Enter the TKM Warehouse venue, and you see a mixed-media installation with a Buddha head. It is titled ‘Fresh Memories’. The image of the mendicant-philosopher in another multi-layered sculptural installation points towards the image of the Bamiyan Buddha that which was a target of militant iconoclasm in contemporary geopolitics, points out the Bengali artist, referring to the titanic 6th-century Gandhara art statues of central Afghanistan which the fundamentalist Taliban regime of Kabul destroyed in 2001.
‘Fresh Memories’ is another example of middle-aged Probir’s works that generally appear as grand history paintings with intricate details and pulsating backgrounds.
The TKM venue also features a standalone brick-wall in one corner of the exhibit room with long black cascading hair from the top. Titled ‘Witness to Turbulence’, the work commemorates the rapes in Uttar Pradesh’s Muzaffarnagar during the 2013 riots. “The wall stands as a witness and as a divider wherever women are being abused in areas of conflict,” notes Probir. “The etched ECG graph (real recordings downloaded of the internet by the artist) are of people dealing with paranoia.”

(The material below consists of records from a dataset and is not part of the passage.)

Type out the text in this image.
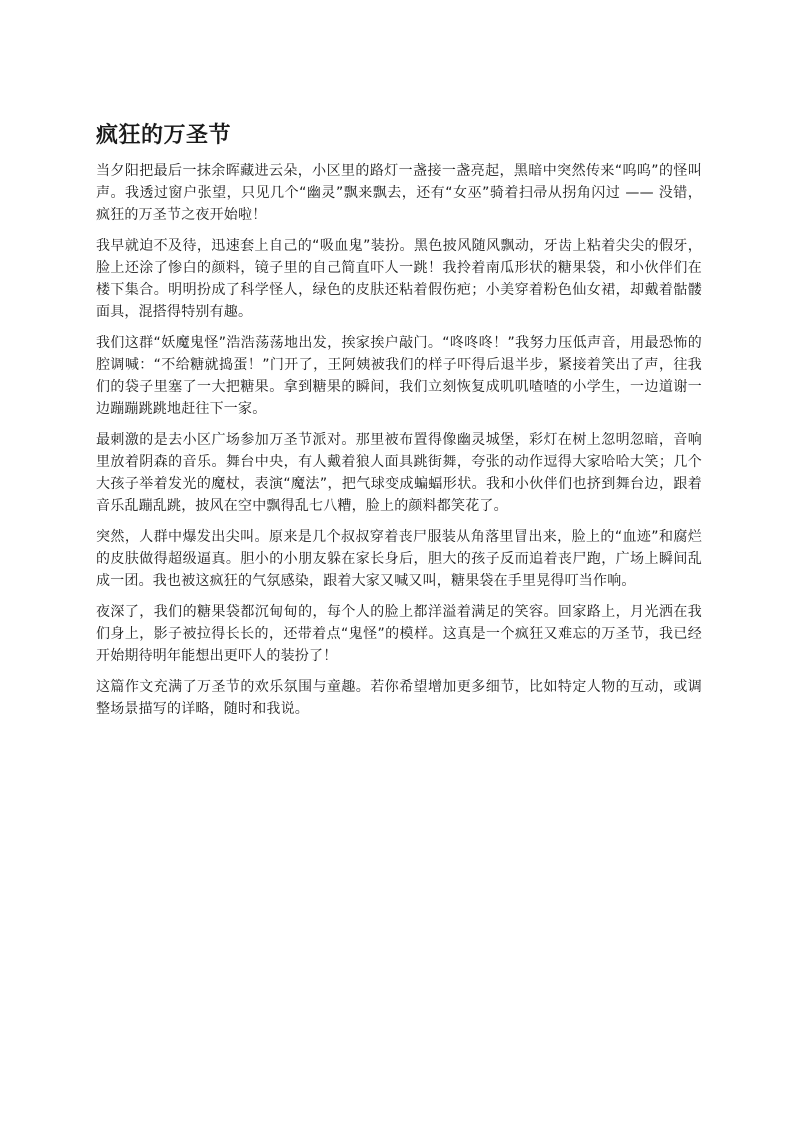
疯狂的万圣节

当夕阳把最后一抹余晖藏进云朵，小区里的路灯一盏接一盏亮起，黑暗中突然传来“呜呜”的怪叫声。我透过窗户张望，只见几个“幽灵”飘来飘去，还有“女巫”骑着扫帚从拐角闪过 —— 没错，疯狂的万圣节之夜开始啦！

我早就迫不及待，迅速套上自己的“吸血鬼”装扮。黑色披风随风飘动，牙齿上粘着尖尖的假牙，脸上还涂了惨白的颜料，镜子里的自己简直吓人一跳！我拎着南瓜形状的糖果袋，和小伙伴们在楼下集合。明明扮成了科学怪人，绿色的皮肤还粘着假伤疤；小美穿着粉色仙女裙，却戴着骷髅面具，混搭得特别有趣。

我们这群“妖魔鬼怪”浩浩荡荡地出发，挨家挨户敲门。“咚咚咚！”我努力压低声音，用最恐怖的腔调喊：“不给糖就捣蛋！”门开了，王阿姨被我们的样子吓得后退半步，紧接着笑出了声，往我们的袋子里塞了一大把糖果。拿到糖果的瞬间，我们立刻恢复成叽叽喳喳的小学生，一边道谢一边蹦蹦跳跳地赶往下一家。

最刺激的是去小区广场参加万圣节派对。那里被布置得像幽灵城堡，彩灯在树上忽明忽暗，音响里放着阴森的音乐。舞台中央，有人戴着狼人面具跳街舞，夸张的动作逗得大家哈哈大笑；几个大孩子举着发光的魔杖，表演“魔法”，把气球变成蝙蝠形状。我和小伙伴们也挤到舞台边，跟着音乐乱蹦乱跳，披风在空中飘得乱七八糟，脸上的颜料都笑花了。

突然，人群中爆发出尖叫。原来是几个叔叔穿着丧尸服装从角落里冒出来，脸上的“血迹”和腐烂的皮肤做得超级逼真。胆小的小朋友躲在家长身后，胆大的孩子反而追着丧尸跑，广场上瞬间乱成一团。我也被这疯狂的气氛感染，跟着大家又喊又叫，糖果袋在手里晃得叮当作响。

夜深了，我们的糖果袋都沉甸甸的，每个人的脸上都洋溢着满足的笑容。回家路上，月光洒在我们身上，影子被拉得长长的，还带着点“鬼怪”的模样。这真是一个疯狂又难忘的万圣节，我已经开始期待明年能想出更吓人的装扮了！

这篇作文充满了万圣节的欢乐氛围与童趣。若你希望增加更多细节，比如特定人物的互动，或调整场景描写的详略，随时和我说。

The artist also notes that women, historically, primarily bear the brunt of all political violence. “The hair becomes a blaring signifier of gender the work pertains to. It has always been considered the most beautiful accessory of a woman and in times of abuse becomes a tool to shame and torture the victim,” explains the 59-year-old.
The third sculpture is titled ‘Time is the Rider’. The compiled structure shows hundreds of feet with a saddle on the top and a radar affixed to it. “During my visits to Kolkata, I met with a group of women who work as help in people’s houses. Some were employed as nurses,” the artist explains. “What intrigued me about them was their displaced lineage and stagnated destinies.”
These women were descendants of families that had migrated from East Pakistan (Bangladesh) during Partition. They came from urban middle-class families and were robbed of their wealth in the throes of Partition. So much so, they ended up taking menial jobs in order to support themselves.
“They are devotees of (snake goddess) Manasa Devi and worship her every evening in the temple, praying for protection and well-being of their families. As a tribute to these women, I took a cast of their feet and composed a half-mound like structure comprising hundreds of feet piled one on top of the other,” Probir says. “The work takes the shape of an excavated form preserving their past histories. The saddle on top and the radar they used to navigate are a signifier of the political dominance by the rich and powerful.”
There is a painting next to the Buddha sculpture. It has a tongue-in-cheek title: ‘What If?’ The imaginary work showcases the presidential oath-taking ceremony of America’s George W. Bush, along with civil rights activist Martin Luther King, in the background of scrap metal.
Another of Probir’s mixed-media work is an assemblage of eight small canvases atop a large painting facing an iron structure called chassis: the base frame of a car, carriage, or other wheeled vehicle. The work highlights African-Americans and Dalit icons, as the artist creates a parallel between the struggles of the marginalised sections at the local and global level. “The small canvases on top are icons, heroes of human revolutions in contemporary times. Their photographs have been pasted upon canvases painted in the manner of religious icons from the Byzantine era (that spanned a millennium till 1453),” he adds.